Przybliżona lokalizacja jednej z kopalni

Dwie kopalnie węgla kamiennego w Doniecku straciły w środę zasilanie elektryczne w wyniku ostrzału artyleryjskiego, podały władze samozwańczej Donieckiej Republiki Ludowej. Według ich informacji, setki górników są uwięzionych. Separatyści poinformowali także o 15 osobach zabitych w środę w wyniku bombardowania.

- Kopalnia im. Skoczyńskiego nie ma prądu, 379 ludzi zostało uwięzionych pod ziemią. Okoliczny targ również ucierpiał w wyniku ostrzału. Funkcjonariusze Ministerstwa do Spraw Nadzwyczajnych zostali wysłani na miejsce - powiedział agencji Interfax rzecznik donieckiego "ministerstwa obrony" Edward Basurin.

- Na chwilę obecną wiemy o 15 osobach, które zginęły od momentu pierwszej prowokacji o godzinie 3.34 nad ranem - podał Basurin, mówiąc o rzekomym ostrzale artyleryjskim ze strony armii ukraińskiej.

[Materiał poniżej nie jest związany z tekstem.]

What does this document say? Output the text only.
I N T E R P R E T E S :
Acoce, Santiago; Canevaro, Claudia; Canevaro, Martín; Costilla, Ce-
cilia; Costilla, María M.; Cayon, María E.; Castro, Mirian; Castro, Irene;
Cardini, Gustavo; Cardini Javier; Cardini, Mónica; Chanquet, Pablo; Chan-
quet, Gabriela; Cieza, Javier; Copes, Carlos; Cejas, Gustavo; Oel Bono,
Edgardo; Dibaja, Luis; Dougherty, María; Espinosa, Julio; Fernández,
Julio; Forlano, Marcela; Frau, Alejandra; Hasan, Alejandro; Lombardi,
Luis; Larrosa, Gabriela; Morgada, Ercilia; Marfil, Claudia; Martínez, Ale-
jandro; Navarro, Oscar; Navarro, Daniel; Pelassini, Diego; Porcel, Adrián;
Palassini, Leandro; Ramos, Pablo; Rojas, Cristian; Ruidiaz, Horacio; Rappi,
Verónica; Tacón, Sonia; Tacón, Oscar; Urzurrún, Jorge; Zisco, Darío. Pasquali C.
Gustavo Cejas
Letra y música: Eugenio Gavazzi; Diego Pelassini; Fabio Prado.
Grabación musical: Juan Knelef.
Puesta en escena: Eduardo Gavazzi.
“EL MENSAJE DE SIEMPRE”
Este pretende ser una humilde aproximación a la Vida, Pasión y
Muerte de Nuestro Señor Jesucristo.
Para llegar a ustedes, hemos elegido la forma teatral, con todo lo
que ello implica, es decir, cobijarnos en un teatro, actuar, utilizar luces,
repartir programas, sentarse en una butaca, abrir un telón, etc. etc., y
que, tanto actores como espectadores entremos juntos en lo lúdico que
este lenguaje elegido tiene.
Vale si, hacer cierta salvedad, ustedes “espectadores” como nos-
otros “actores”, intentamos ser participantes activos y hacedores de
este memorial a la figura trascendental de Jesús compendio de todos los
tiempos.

W jeszcze innej kopalni w Doniecku, która straciła zasilanie, może przebywać kolejne 576 górników, podała agencja Reuters. Według separatystów, ewakuacja górników z obu zakładów już się rozpoczęła.

Tymczasem strona ukraińska podała w środę, że separatyści przypuścili atak na wieś Marinka. Miejscowość ta jest położona bezpośrednio na południowy zachód od Doniecka, niedaleko kopalni im. Skoczyńskiego.